Fears for the future expansion of Ulster University’s Magee campus have been expressed after another key course was moved to Belfast.
The loss of the Masters in Peace and Conflict Studies follows the transfer of several others including Irish History and Politics, Peace and Conflict Studies and Irish Language and Literature to other UU sites.
People Before Profit’s Eamonn McCann has called on Vice Chancellor Paddy Nixon to reverse the decision which Mr McCann says flies in the face of assurances Mr Nixon gave him that no more courses would be withdrawn.
Mr McCann wrote to Mr Nixon, stating: “You assured me of your commitment to the Magee campus and indicated that you saw the range of courses on the campus expanding, rather than contracting.

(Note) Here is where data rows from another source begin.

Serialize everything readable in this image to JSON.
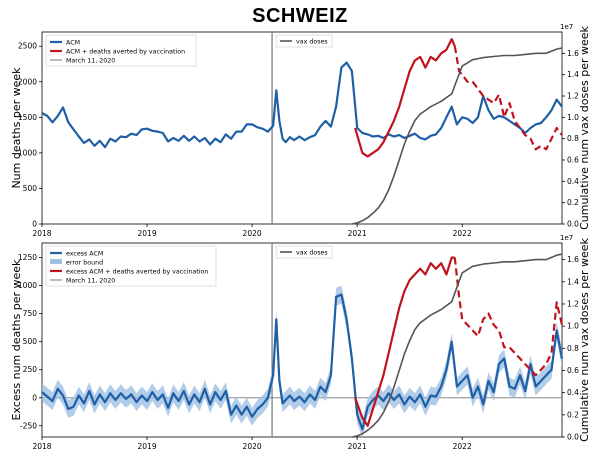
{
  "title": "SCHWEIZ",
  "colors": {
    "acm": "#1f5fa6",
    "averted": "#c0141c",
    "vax": "#555555",
    "marker": "#777777",
    "band": "#9ec1e3"
  },
  "chart_data": [
    {
      "type": "line",
      "ylabel": "Num deaths per week",
      "y2label": "Cumulative num vax doses per week",
      "y2_exponent": "1e7",
      "xlim": [
        2018.0,
        2022.95
      ],
      "ylim": [
        0,
        2700
      ],
      "y2lim": [
        0,
        1.8
      ],
      "x_ticks": [
        2018,
        2019,
        2020,
        2021,
        2022
      ],
      "x_tick_labels": [
        "2018",
        "2019",
        "2020",
        "2021",
        "2022"
      ],
      "y_ticks": [
        0,
        500,
        1000,
        1500,
        2000,
        2500
      ],
      "y2_ticks": [
        0.0,
        0.2,
        0.4,
        0.6,
        0.8,
        1.0,
        1.2,
        1.4,
        1.6
      ],
      "legend_left": [
        "ACM",
        "ACM + deaths averted by vaccination",
        "March 11, 2020"
      ],
      "legend_right": [
        "vax doses"
      ],
      "march_2020": 2020.19,
      "series": [
        {
          "name": "ACM",
          "x": [
            2018.0,
            2018.05,
            2018.1,
            2018.15,
            2018.2,
            2018.25,
            2018.3,
            2018.35,
            2018.4,
            2018.45,
            2018.5,
            2018.55,
            2018.6,
            2018.65,
            2018.7,
            2018.75,
            2018.8,
            2018.85,
            2018.9,
            2018.95,
            2019.0,
            2019.05,
            2019.1,
            2019.15,
            2019.2,
            2019.25,
            2019.3,
            2019.35,
            2019.4,
            2019.45,
            2019.5,
            2019.55,
            2019.6,
            2019.65,
            2019.7,
            2019.75,
            2019.8,
            2019.85,
            2019.9,
            2019.95,
            2020.0,
            2020.05,
            2020.1,
            2020.15,
            2020.2,
            2020.23,
            2020.26,
            2020.29,
            2020.32,
            2020.36,
            2020.4,
            2020.45,
            2020.5,
            2020.55,
            2020.6,
            2020.65,
            2020.7,
            2020.75,
            2020.8,
            2020.85,
            2020.9,
            2020.95,
            2021.0,
            2021.05,
            2021.1,
            2021.15,
            2021.2,
            2021.25,
            2021.3,
            2021.35,
            2021.4,
            2021.45,
            2021.5,
            2021.55,
            2021.6,
            2021.65,
            2021.7,
            2021.75,
            2021.8,
            2021.85,
            2021.9,
            2021.95,
            2022.0,
            2022.05,
            2022.1,
            2022.15,
            2022.2,
            2022.25,
            2022.3,
            2022.35,
            2022.4,
            2022.45,
            2022.5,
            2022.55,
            2022.6,
            2022.65,
            2022.7,
            2022.75,
            2022.8,
            2022.85,
            2022.9,
            2022.95
          ],
          "values": [
            1560,
            1520,
            1430,
            1520,
            1640,
            1430,
            1330,
            1230,
            1140,
            1190,
            1100,
            1170,
            1080,
            1200,
            1160,
            1230,
            1220,
            1270,
            1250,
            1330,
            1340,
            1310,
            1300,
            1280,
            1160,
            1210,
            1170,
            1240,
            1170,
            1230,
            1160,
            1210,
            1120,
            1200,
            1150,
            1260,
            1200,
            1300,
            1300,
            1400,
            1400,
            1360,
            1340,
            1300,
            1380,
            1880,
            1450,
            1200,
            1150,
            1220,
            1180,
            1230,
            1180,
            1220,
            1250,
            1370,
            1450,
            1370,
            1650,
            2200,
            2270,
            2150,
            1350,
            1280,
            1260,
            1230,
            1240,
            1210,
            1260,
            1230,
            1250,
            1210,
            1240,
            1270,
            1210,
            1190,
            1240,
            1260,
            1350,
            1500,
            1650,
            1400,
            1500,
            1480,
            1420,
            1500,
            1800,
            1600,
            1480,
            1520,
            1500,
            1450,
            1400,
            1350,
            1280,
            1350,
            1400,
            1420,
            1500,
            1600,
            1750,
            1650
          ]
        },
        {
          "name": "ACM + deaths averted by vaccination",
          "x": [
            2020.98,
            2021.05,
            2021.1,
            2021.15,
            2021.2,
            2021.25,
            2021.3,
            2021.35,
            2021.4,
            2021.45,
            2021.5,
            2021.55,
            2021.6,
            2021.65,
            2021.7,
            2021.75,
            2021.8,
            2021.85,
            2021.9,
            2021.93
          ],
          "values": [
            1350,
            1000,
            950,
            1000,
            1050,
            1150,
            1300,
            1450,
            1650,
            1900,
            2150,
            2300,
            2350,
            2200,
            2350,
            2300,
            2400,
            2450,
            2600,
            2500
          ]
        },
        {
          "name": "ACM + deaths averted by vaccination",
          "dashed": true,
          "x": [
            2021.93,
            2021.97,
            2022.0,
            2022.05,
            2022.1,
            2022.15,
            2022.2,
            2022.25,
            2022.3,
            2022.35,
            2022.4,
            2022.45,
            2022.5,
            2022.55,
            2022.6,
            2022.65,
            2022.7,
            2022.75,
            2022.8,
            2022.85,
            2022.9,
            2022.95
          ],
          "values": [
            2500,
            2150,
            2100,
            2000,
            2000,
            1900,
            1800,
            1750,
            1700,
            1820,
            1500,
            1700,
            1450,
            1350,
            1250,
            1200,
            1050,
            1100,
            1050,
            1200,
            1350,
            1250
          ]
        },
        {
          "name": "vax doses",
          "axis": "y2",
          "x": [
            2020.95,
            2021.0,
            2021.05,
            2021.1,
            2021.15,
            2021.2,
            2021.25,
            2021.3,
            2021.35,
            2021.4,
            2021.45,
            2021.5,
            2021.55,
            2021.6,
            2021.7,
            2021.8,
            2021.9,
            2021.95,
            2022.0,
            2022.1,
            2022.2,
            2022.3,
            2022.4,
            2022.5,
            2022.6,
            2022.7,
            2022.8,
            2022.9,
            2022.95
          ],
          "values": [
            0.0,
            0.01,
            0.03,
            0.06,
            0.1,
            0.15,
            0.22,
            0.32,
            0.45,
            0.6,
            0.75,
            0.87,
            0.97,
            1.03,
            1.1,
            1.15,
            1.22,
            1.35,
            1.48,
            1.54,
            1.56,
            1.57,
            1.58,
            1.58,
            1.59,
            1.6,
            1.6,
            1.64,
            1.65
          ]
        }
      ]
    },
    {
      "type": "line",
      "ylabel": "Excess num deaths per week",
      "y2label": "Cumulative num vax doses per week",
      "y2_exponent": "1e7",
      "xlim": [
        2018.0,
        2022.95
      ],
      "ylim": [
        -350,
        1380
      ],
      "y2lim": [
        0,
        1.75
      ],
      "x_ticks": [
        2018,
        2019,
        2020,
        2021,
        2022
      ],
      "x_tick_labels": [
        "2018",
        "2019",
        "2020",
        "2021",
        "2022"
      ],
      "y_ticks": [
        -250,
        0,
        250,
        500,
        750,
        1000,
        1250
      ],
      "y2_ticks": [
        0.0,
        0.2,
        0.4,
        0.6,
        0.8,
        1.0,
        1.2,
        1.4,
        1.6
      ],
      "legend_left": [
        "excess ACM",
        "error bound",
        "excess ACM + deaths averted by vaccination",
        "March 11, 2020"
      ],
      "legend_right": [
        "vax doses"
      ],
      "march_2020": 2020.19,
      "series": [
        {
          "name": "excess ACM",
          "band": 80,
          "x": [
            2018.0,
            2018.05,
            2018.1,
            2018.15,
            2018.2,
            2018.25,
            2018.3,
            2018.35,
            2018.4,
            2018.45,
            2018.5,
            2018.55,
            2018.6,
            2018.65,
            2018.7,
            2018.75,
            2018.8,
            2018.85,
            2018.9,
            2018.95,
            2019.0,
            2019.05,
            2019.1,
            2019.15,
            2019.2,
            2019.25,
            2019.3,
            2019.35,
            2019.4,
            2019.45,
            2019.5,
            2019.55,
            2019.6,
            2019.65,
            2019.7,
            2019.75,
            2019.8,
            2019.85,
            2019.9,
            2019.95,
            2020.0,
            2020.05,
            2020.1,
            2020.15,
            2020.2,
            2020.23,
            2020.26,
            2020.29,
            2020.32,
            2020.36,
            2020.4,
            2020.45,
            2020.5,
            2020.55,
            2020.6,
            2020.65,
            2020.7,
            2020.75,
            2020.8,
            2020.85,
            2020.9,
            2020.95,
            2021.0,
            2021.05,
            2021.1,
            2021.15,
            2021.2,
            2021.25,
            2021.3,
            2021.35,
            2021.4,
            2021.45,
            2021.5,
            2021.55,
            2021.6,
            2021.65,
            2021.7,
            2021.75,
            2021.8,
            2021.85,
            2021.9,
            2021.95,
            2022.0,
            2022.05,
            2022.1,
            2022.15,
            2022.2,
            2022.25,
            2022.3,
            2022.35,
            2022.4,
            2022.45,
            2022.5,
            2022.55,
            2022.6,
            2022.65,
            2022.7,
            2022.75,
            2022.8,
            2022.85,
            2022.9,
            2022.95
          ],
          "values": [
            50,
            10,
            -30,
            80,
            20,
            -100,
            -80,
            20,
            -50,
            60,
            -60,
            30,
            -40,
            40,
            -20,
            40,
            -10,
            30,
            -40,
            20,
            -30,
            50,
            -20,
            30,
            -90,
            40,
            -30,
            60,
            -60,
            30,
            -40,
            80,
            -60,
            50,
            -20,
            60,
            -150,
            -70,
            -150,
            -80,
            -170,
            -100,
            -60,
            0,
            200,
            700,
            150,
            -50,
            -20,
            20,
            -30,
            10,
            -40,
            30,
            -20,
            100,
            50,
            200,
            900,
            920,
            700,
            350,
            -150,
            -280,
            -80,
            -20,
            20,
            -30,
            40,
            -20,
            30,
            -60,
            10,
            -40,
            30,
            -80,
            20,
            10,
            100,
            250,
            500,
            100,
            150,
            200,
            0,
            100,
            -60,
            150,
            50,
            300,
            350,
            100,
            80,
            200,
            60,
            300,
            100,
            150,
            200,
            250,
            600,
            350
          ]
        },
        {
          "name": "excess ACM + deaths averted by vaccination",
          "x": [
            2020.98,
            2021.05,
            2021.1,
            2021.15,
            2021.2,
            2021.25,
            2021.3,
            2021.35,
            2021.4,
            2021.45,
            2021.5,
            2021.55,
            2021.6,
            2021.65,
            2021.7,
            2021.75,
            2021.8,
            2021.85,
            2021.9,
            2021.93
          ],
          "values": [
            0,
            -180,
            -250,
            -100,
            50,
            200,
            400,
            600,
            800,
            950,
            1050,
            1100,
            1150,
            1100,
            1200,
            1150,
            1200,
            1100,
            1250,
            1250
          ]
        },
        {
          "name": "excess ACM + deaths averted by vaccination",
          "dashed": true,
          "x": [
            2021.93,
            2021.97,
            2022.0,
            2022.05,
            2022.1,
            2022.15,
            2022.2,
            2022.25,
            2022.3,
            2022.35,
            2022.4,
            2022.45,
            2022.5,
            2022.55,
            2022.6,
            2022.65,
            2022.7,
            2022.75,
            2022.8,
            2022.85,
            2022.9,
            2022.95
          ],
          "values": [
            1250,
            900,
            700,
            650,
            600,
            550,
            700,
            750,
            650,
            600,
            450,
            450,
            400,
            350,
            300,
            250,
            200,
            250,
            300,
            400,
            850,
            650
          ]
        },
        {
          "name": "vax doses",
          "axis": "y2",
          "x": [
            2020.95,
            2021.0,
            2021.05,
            2021.1,
            2021.15,
            2021.2,
            2021.25,
            2021.3,
            2021.35,
            2021.4,
            2021.45,
            2021.5,
            2021.55,
            2021.6,
            2021.7,
            2021.8,
            2021.9,
            2021.95,
            2022.0,
            2022.1,
            2022.2,
            2022.3,
            2022.4,
            2022.5,
            2022.6,
            2022.7,
            2022.8,
            2022.9,
            2022.95
          ],
          "values": [
            0.0,
            0.01,
            0.03,
            0.06,
            0.1,
            0.15,
            0.22,
            0.32,
            0.45,
            0.6,
            0.75,
            0.87,
            0.97,
            1.03,
            1.1,
            1.15,
            1.22,
            1.35,
            1.48,
            1.54,
            1.56,
            1.57,
            1.58,
            1.58,
            1.59,
            1.6,
            1.6,
            1.64,
            1.65
          ]
        }
      ]
    }
  ]
}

“Yet I discovered that the Masters in Peace and Conflict Studies, the final remaining degree available on Magee campus in a subject that has been an important part of Magee’s — and Derry City’s — offerings for at least 30 years is moving to Jordanstown.

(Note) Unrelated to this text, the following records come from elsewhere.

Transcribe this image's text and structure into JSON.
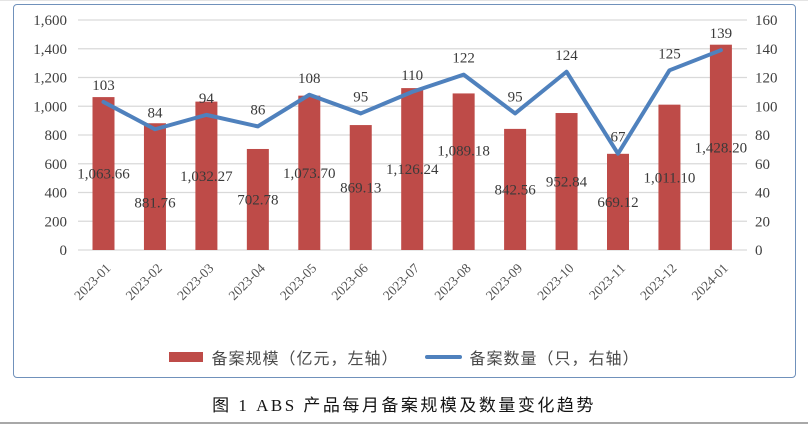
{
  "figure": {
    "caption": "图 1  ABS 产品每月备案规模及数量变化趋势"
  },
  "chart_data": {
    "type": "bar",
    "subtype": "combo-bar-line-dual-axis",
    "title": "",
    "categories": [
      "2023-01",
      "2023-02",
      "2023-03",
      "2023-04",
      "2023-05",
      "2023-06",
      "2023-07",
      "2023-08",
      "2023-09",
      "2023-10",
      "2023-11",
      "2023-12",
      "2024-01"
    ],
    "series": [
      {
        "name": "备案规模（亿元，左轴）",
        "type": "bar",
        "axis": "left",
        "color": "#be4b48",
        "values": [
          1063.66,
          881.76,
          1032.27,
          702.78,
          1073.7,
          869.13,
          1126.24,
          1089.18,
          842.56,
          952.84,
          669.12,
          1011.1,
          1428.2
        ],
        "labels": [
          "1,063.66",
          "881.76",
          "1,032.27",
          "702.78",
          "1,073.70",
          "869.13",
          "1,126.24",
          "1,089.18",
          "842.56",
          "952.84",
          "669.12",
          "1,011.10",
          "1,428.20"
        ]
      },
      {
        "name": "备案数量（只，右轴）",
        "type": "line",
        "axis": "right",
        "color": "#4f81bd",
        "values": [
          103,
          84,
          94,
          86,
          108,
          95,
          110,
          122,
          95,
          124,
          67,
          125,
          139
        ],
        "labels": [
          "103",
          "84",
          "94",
          "86",
          "108",
          "95",
          "110",
          "122",
          "95",
          "124",
          "67",
          "125",
          "139"
        ]
      }
    ],
    "left_axis": {
      "min": 0,
      "max": 1600,
      "step": 200,
      "tick_labels": [
        "0",
        "200",
        "400",
        "600",
        "800",
        "1,000",
        "1,200",
        "1,400",
        "1,600"
      ]
    },
    "right_axis": {
      "min": 0,
      "max": 160,
      "step": 20,
      "tick_labels": [
        "0",
        "20",
        "40",
        "60",
        "80",
        "100",
        "120",
        "140",
        "160"
      ]
    },
    "grid": true,
    "legend_position": "bottom",
    "bar_label_dy": [
      0,
      16,
      0,
      0,
      0,
      0,
      0,
      -21,
      0,
      0,
      0,
      0,
      0
    ],
    "colors": {
      "bar": "#be4b48",
      "line": "#4f81bd",
      "grid": "#d9d9d9",
      "tick_text": "#3f3f3f",
      "data_label_text": "#3a3a3a",
      "border": "#7091bb"
    }
  }
}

“This move makes absolutely no sense. I understand that the course has recruited well here at Magee and usually includes several students from the United States.”
Mr McCann claimed it was entirely appropriate for the course to be based at Magee and said why he believed it should continue at this campus.
He wrote: “Derry City is where the civil rights movement began, where Bloody Sunday led to all-out war — and where the peace process began.
“It is the obvious place in Northern Ireland to study Peace and Conflict Studies. I trust that this move has happened without your consent and that it is not too late to stop it”.
Mr McCann said he has yet to receive a reply to his correspondence from Mr Nixon.
A university spokeswoman confirmed the loss of the course at Magee but insisted the university remained committed to the INCORE at the campus.
She said: “A revised version of the MSc in Peace and Conflict course will move from Magee campus to Belfast campus in 2019. This new course will incorporate wider elements of policy, law and community studies alongside peace and conflict, providing a more inter-disciplinary research focused curriculum which will ultimately benefit students undertaking the course.
“We remain firmly committed to INCORE at Ulster University’s Magee campus and through the development of new study options and the creation of new opportunities to study peace and conflict at Magee, including strengthened delivery of the Clinton International Summer School. The Hume-O’Neill Chair in Peace will also remain at the Magee campus and this combined with INCORE’s research credentials will continue to attract global dignitaries and international delegations.”